General linear group of degree three or higher is not ambivalent

Statement

Suppose ${\displaystyle R}$ is a commutative unital ring. Then, the general linear group of degree three ${\displaystyle GL(3,R)}$ is not an ambivalent group. In fact, for ${\displaystyle n\ge 3}$, the group ${\displaystyle GL(n,R)}$ is not an ambivalent group.

Proof

Case ${\displaystyle n=3}$

Given a matrix ${\displaystyle A}$ with characteristic polynomial ${\displaystyle x^3+k{x}^2+lx+m}$, with ${\displaystyle m}$ invertible, the characteristic polynomial of ${\displaystyle A^{-1}}$ is ${\displaystyle x^3+(l/m)x^2+(k/m)x+(1/m)}$. We need to choose values of ${\displaystyle k,l,m}$ such that these characteristic polynomials are distinct. Consider the case ${\displaystyle k=m=-1,l=0}$. Thus, ${\displaystyle A}$ has characteristic polynomial ${\displaystyle x^3-x^2-1}$ and ${\displaystyle A^{-1}}$ has characteristic polynomial ${\displaystyle x^3+x-1}$.

Explicitly, we could choose:

${\displaystyle A=\left(\begin{array}{ccc}0& 0& 1\\ 1& 0& 0\\ 0& 1& 1\\ \end{array}\right),A^{-1}=\left(\begin{array}{ccc}0& 1& 0\\ -1& 0& 1\\ 1& 0& 0\\ \end{array}\right)}$

These have different traces (1 and 0).

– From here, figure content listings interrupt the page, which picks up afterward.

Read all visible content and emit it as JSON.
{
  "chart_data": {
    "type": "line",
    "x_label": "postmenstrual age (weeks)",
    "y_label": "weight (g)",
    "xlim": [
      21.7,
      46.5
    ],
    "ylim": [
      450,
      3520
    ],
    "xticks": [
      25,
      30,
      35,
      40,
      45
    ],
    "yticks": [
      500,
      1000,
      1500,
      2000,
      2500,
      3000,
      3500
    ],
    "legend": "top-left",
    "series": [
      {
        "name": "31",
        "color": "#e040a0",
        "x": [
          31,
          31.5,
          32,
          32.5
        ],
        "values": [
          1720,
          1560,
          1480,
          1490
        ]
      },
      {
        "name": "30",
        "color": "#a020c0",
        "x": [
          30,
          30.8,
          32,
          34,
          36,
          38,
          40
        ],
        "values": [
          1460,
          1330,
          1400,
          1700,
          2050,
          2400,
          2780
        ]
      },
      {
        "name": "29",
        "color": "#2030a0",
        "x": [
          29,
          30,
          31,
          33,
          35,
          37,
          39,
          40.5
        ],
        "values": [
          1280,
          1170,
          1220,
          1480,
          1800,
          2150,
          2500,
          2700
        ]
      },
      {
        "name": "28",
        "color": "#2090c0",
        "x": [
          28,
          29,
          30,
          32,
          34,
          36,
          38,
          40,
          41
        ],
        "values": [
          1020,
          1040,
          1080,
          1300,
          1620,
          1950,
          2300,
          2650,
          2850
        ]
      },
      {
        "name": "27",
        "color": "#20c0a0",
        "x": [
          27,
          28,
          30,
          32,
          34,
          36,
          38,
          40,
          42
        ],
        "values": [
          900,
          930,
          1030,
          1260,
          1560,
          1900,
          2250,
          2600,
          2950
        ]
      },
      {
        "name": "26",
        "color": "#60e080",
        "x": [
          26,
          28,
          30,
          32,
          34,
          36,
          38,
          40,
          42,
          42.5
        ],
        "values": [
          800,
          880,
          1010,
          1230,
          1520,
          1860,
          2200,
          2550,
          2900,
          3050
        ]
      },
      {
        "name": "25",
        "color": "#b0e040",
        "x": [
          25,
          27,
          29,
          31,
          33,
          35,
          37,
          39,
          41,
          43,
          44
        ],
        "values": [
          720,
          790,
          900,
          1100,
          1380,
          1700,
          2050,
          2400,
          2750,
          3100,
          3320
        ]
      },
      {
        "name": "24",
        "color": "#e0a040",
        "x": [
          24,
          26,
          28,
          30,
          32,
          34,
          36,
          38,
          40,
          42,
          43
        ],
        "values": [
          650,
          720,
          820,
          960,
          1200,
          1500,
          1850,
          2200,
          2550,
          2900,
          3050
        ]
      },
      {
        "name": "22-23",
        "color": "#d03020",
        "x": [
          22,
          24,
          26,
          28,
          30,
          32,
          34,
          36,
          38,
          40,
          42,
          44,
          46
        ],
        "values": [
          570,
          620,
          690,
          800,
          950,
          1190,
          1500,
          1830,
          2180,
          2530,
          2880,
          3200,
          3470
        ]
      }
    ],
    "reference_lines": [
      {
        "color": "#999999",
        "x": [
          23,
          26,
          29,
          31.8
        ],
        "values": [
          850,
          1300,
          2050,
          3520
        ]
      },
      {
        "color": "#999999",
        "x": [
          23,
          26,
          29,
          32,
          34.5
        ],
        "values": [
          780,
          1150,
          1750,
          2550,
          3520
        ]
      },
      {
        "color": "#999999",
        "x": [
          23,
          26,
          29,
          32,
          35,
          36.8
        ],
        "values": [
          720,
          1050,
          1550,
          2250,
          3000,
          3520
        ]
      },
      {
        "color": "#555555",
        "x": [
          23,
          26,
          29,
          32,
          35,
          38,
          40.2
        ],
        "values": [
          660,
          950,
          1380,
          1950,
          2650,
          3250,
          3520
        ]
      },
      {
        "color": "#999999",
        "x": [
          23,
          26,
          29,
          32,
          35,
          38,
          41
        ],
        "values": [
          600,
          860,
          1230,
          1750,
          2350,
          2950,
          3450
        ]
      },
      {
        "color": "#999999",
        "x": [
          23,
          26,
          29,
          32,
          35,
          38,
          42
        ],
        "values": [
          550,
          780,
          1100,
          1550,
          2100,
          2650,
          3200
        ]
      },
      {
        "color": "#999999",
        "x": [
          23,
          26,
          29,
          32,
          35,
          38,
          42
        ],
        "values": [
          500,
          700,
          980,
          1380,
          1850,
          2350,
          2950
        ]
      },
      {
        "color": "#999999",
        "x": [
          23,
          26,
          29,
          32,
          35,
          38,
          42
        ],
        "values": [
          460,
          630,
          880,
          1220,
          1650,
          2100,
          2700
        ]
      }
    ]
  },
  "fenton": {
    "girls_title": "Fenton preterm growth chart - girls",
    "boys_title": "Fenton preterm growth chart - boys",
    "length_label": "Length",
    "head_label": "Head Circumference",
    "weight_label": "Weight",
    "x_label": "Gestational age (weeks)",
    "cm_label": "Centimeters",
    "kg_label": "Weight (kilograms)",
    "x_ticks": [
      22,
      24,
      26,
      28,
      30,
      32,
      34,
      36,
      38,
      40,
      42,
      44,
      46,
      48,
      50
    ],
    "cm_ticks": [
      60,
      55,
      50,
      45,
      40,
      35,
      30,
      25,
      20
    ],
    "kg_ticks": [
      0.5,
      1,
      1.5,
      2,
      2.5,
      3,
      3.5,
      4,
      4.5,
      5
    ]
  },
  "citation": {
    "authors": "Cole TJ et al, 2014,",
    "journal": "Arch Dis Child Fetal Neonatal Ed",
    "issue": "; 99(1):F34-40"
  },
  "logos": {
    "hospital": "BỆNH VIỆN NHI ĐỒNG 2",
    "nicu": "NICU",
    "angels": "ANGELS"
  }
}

Note that the example works even over field:F2 and rings of characteristic two.

Case of higher ${\displaystyle n}$

We can pad the example given above with the identity matrix, i.e., using ${\displaystyle A}$ and ${\displaystyle A^{-1}}$ as above, set:

${\displaystyle B=\left(\begin{array}{cc}A& 0\\ 0& I_{n-3}\\ \end{array}\right),B^{-1}=\left(\begin{array}{cc}{A}^{-1}& 0\\ 0& I_{n-3}\\ \end{array}\right)}$